Ajuizou que, no retorno da amiga servente, a levaria, se possível, pelo menos uma vez na semana para casa, porque, de fato, não custava nada a uma servidora enobrecida de caridades. Entrou em vielas apertadas e tremeu de medo. Fazia anos que não era guiada exclusivamente pela emoção, por terrenos perigosos. Avistou o carro do colega e experimentou um ligeiro alívio. Evandro teria chegado pelo menos uma hora antes.
Bateu repetidas vezes à porta. Resolveu, então, esperar num estabelecimento ao lado, um boteco com cara de poucos amigos, para não ficar no meio da rua e ser fustigada por algum bandido. Quando botou o pé no batente e levantou o rosto, viu Evandro de costas, beijando a filha de Zulmira. Adalgisa também a percebeu e tentou se despregar das garras de Evandro, dando, por fim, um grave empurrão nele. Evandro caiu estatelado no chão, debatendo-se, confuso. Tércia sofria dos nervos e, com esse baque, permaneceu congelada na porta do boteco. Adalgisa não se importou com Evandro e correu para acudir a patroa da mãe. “A senhora precisa de alguma coisa? Eu posso pedir… pedir uma água gelada ao seu Zé… Seu Zé, traz uma água aqui para essa senhora. Se sente, por favor, dona Tércia”. Tércia, no entanto, não ouvia nada e coçava, com tremendo alvoroço, os braços e o pescoço. Evandro sumiu pela porta dos fundos. O pânico se expressara na face de Tércia, de fazer medo; que não esperou a água e saiu nervosa catando os passos. Adalgisa não quis chegar perto, com receio de ser atingida pela mulher que se mostrava felina e braba. Antes de guiar, Tércia ligou para o chefe e pediu que fizessem uma investigação minuciosa nos trabalhos do funcionário Evandro.

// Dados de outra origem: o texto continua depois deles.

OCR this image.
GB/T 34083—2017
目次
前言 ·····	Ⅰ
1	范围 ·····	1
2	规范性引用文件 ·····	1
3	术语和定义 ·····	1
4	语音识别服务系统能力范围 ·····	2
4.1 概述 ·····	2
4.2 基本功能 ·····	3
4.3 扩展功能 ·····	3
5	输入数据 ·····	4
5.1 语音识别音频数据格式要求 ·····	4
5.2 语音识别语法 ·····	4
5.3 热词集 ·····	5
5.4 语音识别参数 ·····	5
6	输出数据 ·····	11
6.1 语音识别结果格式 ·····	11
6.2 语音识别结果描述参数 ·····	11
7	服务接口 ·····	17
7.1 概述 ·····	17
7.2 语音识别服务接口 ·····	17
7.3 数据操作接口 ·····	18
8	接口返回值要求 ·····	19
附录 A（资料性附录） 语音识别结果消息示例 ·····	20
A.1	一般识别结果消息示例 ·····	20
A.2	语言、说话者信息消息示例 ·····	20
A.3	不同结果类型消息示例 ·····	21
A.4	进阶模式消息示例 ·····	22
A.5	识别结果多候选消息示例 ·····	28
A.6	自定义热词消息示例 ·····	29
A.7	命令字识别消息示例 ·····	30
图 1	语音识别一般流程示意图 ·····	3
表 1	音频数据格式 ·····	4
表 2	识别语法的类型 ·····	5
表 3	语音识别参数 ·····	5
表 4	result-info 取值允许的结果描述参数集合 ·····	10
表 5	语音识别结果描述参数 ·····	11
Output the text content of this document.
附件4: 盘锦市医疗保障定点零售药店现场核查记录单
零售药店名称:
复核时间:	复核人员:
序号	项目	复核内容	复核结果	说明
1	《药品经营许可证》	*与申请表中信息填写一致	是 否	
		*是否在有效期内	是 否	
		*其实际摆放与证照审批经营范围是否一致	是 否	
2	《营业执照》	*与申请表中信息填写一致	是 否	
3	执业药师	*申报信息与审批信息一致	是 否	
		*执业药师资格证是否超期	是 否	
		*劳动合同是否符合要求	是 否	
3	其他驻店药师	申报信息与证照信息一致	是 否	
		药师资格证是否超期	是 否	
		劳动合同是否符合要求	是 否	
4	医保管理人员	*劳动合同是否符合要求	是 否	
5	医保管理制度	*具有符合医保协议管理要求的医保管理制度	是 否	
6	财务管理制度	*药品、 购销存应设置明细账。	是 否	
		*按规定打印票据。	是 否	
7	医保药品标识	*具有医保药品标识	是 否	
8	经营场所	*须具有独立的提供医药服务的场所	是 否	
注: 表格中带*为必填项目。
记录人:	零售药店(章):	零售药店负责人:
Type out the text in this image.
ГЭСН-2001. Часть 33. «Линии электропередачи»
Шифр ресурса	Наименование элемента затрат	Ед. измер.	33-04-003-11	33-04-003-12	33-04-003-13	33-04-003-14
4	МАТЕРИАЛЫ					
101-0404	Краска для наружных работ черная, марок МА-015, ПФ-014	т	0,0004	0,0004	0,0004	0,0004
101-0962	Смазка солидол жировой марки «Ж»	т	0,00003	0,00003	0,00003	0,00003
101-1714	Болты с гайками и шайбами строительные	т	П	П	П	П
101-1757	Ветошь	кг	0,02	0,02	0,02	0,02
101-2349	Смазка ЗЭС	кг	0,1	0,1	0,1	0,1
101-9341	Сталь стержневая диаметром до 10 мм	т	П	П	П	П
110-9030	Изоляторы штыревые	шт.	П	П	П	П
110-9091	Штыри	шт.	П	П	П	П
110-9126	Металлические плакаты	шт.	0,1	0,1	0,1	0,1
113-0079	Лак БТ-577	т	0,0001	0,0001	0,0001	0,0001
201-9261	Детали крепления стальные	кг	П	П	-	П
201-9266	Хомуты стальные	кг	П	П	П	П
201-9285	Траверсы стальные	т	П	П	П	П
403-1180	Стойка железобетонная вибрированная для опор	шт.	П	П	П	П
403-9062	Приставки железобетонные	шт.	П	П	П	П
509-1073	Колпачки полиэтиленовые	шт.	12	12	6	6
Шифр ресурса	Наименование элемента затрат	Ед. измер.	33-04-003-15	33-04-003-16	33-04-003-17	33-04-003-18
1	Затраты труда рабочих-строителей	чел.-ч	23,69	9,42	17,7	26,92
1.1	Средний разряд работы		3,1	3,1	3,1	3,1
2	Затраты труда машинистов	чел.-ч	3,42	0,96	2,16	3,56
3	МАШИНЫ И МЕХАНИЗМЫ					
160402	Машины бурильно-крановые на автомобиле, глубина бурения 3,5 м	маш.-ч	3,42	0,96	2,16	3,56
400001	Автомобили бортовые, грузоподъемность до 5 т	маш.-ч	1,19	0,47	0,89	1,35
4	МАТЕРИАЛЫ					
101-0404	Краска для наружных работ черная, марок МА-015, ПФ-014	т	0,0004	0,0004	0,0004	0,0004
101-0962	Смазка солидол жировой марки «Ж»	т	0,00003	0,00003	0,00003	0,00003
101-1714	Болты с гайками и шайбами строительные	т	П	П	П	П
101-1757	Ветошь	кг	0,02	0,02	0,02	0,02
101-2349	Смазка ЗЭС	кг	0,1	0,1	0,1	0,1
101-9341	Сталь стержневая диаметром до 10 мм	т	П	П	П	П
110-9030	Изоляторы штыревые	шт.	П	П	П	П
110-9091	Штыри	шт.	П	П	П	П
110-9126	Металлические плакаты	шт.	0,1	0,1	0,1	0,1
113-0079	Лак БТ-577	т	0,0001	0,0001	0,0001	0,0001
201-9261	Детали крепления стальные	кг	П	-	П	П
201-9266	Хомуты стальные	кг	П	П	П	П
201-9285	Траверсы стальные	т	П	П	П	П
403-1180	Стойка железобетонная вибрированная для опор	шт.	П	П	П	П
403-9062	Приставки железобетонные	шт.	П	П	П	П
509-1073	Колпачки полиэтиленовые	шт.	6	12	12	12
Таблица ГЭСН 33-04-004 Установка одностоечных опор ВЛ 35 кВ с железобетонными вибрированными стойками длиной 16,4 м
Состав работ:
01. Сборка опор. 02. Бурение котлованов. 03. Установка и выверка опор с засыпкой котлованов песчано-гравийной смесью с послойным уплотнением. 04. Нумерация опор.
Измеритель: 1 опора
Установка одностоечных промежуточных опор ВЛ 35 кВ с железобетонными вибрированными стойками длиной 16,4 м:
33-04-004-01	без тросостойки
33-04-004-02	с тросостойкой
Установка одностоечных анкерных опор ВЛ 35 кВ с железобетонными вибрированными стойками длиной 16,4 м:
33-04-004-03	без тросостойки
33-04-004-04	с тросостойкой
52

Que havia indícios fortes de desmandos e falcatruas. Dentro de um mês, a investigação avançara e o processo interno corria em revelia, pois que Evandro pedira licença para tratar de um problema de saúde e se desligara do mundo. Na Procuradoria do Estado, com seis meses deram o caso como encerrado e o encaminharam para a esfera criminal.

Evandro era somente um vulto nocivo que passara pela repartição. Aplaudiam e se agradavam mais de Tércia, a agente eficaz, condecorada com louvor. Era considerada, a partir de então, exemplo de trabalho e de desprendimento na administração pública, contra o mal alastrado da corrupção.